Manchester Enters: Freddie and the Dreamers: "I'm Telling You Now"

In popular culture there are some places that generate certain sounds; you hear a group or artist and you can just tell where they are from. The closer you are to the place, the easier it is; thus, if you were from the UK you'd know that Freddie and the Dreamers were from Manchester (clearly where the ravening horde of agents and managers went once Liverpool was picked clean), but your average American wouldn't know a Liverpudlian from a Mancunian, and so this song was a hit all over again in the US two years after it was here, under the general understanding they were Merseybeat when in fact they weren't; but with such unselfconscious exuberance, there was no mistake they were part of the massive British Invasion of the time.

Freddie and the Dreamers are Mancunian in that they have a lead singer who did a wacky dance, was not in the least conventionally 'sexy' and wore glasses. It was his spirit (and the band's co-ordinated dancing) that made them so successful, even if musically this is not exactly Lennon/McCartney*; the Other here is maybe not able to understand he loves her (or to understand what he's saying, altogether) for all the standing-jumping-jacks Freddie is doing. But then Mancunians have a way of reminding everyone they can sing and dance and not be mistaken for anyone else; a delightful awkwardness which is matched by confidence and persistence. Though swept up in Merseybeat as the UK was, Manchester stakes its claims to greatness in a typically oblique manner as if to say: "You think this is good? Wait and see what we have in store."

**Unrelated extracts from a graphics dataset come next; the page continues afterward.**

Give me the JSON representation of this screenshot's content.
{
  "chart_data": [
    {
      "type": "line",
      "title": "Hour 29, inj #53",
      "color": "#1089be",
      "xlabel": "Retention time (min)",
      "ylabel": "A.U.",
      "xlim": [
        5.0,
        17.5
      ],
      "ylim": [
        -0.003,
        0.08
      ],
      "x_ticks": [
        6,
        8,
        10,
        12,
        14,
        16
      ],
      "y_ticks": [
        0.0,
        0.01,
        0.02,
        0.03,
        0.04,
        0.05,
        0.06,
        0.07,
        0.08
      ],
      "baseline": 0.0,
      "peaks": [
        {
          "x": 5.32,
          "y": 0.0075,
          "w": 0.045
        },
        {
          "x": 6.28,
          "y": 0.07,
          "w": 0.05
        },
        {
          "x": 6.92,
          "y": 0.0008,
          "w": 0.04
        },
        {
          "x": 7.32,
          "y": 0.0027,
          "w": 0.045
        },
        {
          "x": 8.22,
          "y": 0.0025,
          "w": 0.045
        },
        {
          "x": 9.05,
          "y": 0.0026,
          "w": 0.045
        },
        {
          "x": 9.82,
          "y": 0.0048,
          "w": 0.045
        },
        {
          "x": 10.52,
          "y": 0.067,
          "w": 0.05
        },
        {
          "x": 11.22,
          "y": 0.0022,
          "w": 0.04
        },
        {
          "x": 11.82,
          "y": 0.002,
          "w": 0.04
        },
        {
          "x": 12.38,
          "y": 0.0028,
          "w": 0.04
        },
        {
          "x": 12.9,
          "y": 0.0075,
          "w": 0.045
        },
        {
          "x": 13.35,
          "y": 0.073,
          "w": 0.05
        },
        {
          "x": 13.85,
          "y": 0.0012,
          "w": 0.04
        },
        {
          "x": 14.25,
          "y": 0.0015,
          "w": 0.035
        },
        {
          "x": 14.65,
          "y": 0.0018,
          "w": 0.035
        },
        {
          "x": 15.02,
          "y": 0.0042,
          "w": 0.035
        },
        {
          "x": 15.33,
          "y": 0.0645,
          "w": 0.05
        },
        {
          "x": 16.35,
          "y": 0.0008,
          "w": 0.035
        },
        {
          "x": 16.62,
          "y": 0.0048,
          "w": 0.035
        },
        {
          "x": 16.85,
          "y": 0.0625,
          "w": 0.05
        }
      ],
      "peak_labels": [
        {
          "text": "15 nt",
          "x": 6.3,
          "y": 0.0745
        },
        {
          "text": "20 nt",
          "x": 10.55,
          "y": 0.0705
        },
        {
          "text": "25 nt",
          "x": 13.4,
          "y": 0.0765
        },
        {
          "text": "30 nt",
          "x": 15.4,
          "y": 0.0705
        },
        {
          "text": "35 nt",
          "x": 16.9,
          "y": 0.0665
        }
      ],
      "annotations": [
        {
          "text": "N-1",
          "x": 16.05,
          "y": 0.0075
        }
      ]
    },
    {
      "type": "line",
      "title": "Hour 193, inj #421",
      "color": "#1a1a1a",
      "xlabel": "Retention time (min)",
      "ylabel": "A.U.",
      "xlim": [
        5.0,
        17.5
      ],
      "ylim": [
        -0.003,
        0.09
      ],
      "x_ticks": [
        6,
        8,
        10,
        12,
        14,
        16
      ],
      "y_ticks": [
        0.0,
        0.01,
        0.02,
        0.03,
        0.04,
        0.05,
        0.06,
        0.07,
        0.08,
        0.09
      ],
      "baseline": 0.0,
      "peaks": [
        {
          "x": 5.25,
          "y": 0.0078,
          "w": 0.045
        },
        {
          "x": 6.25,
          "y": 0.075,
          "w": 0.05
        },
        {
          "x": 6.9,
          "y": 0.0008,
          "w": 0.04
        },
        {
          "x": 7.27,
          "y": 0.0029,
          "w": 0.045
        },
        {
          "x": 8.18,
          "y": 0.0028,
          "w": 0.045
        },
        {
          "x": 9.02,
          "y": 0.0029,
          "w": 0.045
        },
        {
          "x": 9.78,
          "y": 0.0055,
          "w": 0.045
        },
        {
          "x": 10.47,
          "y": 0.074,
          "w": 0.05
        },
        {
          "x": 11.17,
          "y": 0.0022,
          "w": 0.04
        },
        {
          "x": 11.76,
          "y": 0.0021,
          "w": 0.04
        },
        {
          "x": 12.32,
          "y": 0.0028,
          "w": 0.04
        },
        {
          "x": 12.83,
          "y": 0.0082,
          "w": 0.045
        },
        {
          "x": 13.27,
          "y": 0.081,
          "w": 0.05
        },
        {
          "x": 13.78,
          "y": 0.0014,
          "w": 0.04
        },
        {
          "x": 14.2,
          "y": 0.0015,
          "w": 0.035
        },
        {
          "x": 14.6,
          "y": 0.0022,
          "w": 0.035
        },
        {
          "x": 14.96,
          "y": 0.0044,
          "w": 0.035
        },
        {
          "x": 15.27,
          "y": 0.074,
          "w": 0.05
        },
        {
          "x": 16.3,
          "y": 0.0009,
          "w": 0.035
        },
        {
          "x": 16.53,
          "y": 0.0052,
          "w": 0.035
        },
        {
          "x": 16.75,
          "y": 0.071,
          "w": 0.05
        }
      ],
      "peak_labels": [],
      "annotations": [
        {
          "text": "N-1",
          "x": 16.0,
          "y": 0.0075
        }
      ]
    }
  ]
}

*Freddie and the Dreamers' effect on The Beatles was interesting; after they copied the arrangement of cover The Beatles did at the Cavern Club ("If You Gotta Make A Fool Of Somebody") and had a hit with it, The Beatles realized they had to start writing their own songs, songs presumably too complex for just anyone to hear once and then cover themselves. Thus began the long period of hide-and-go-seek that The Beatles played with pop music, never really resting in once place long enough to be caught. (That a song by Billy J. Kramer and The Dakotas kept this off - "Bad To Me" by Lennon/McCartney - is one thing; that "She Loves You" was released the same week shows just how ambitious they were.)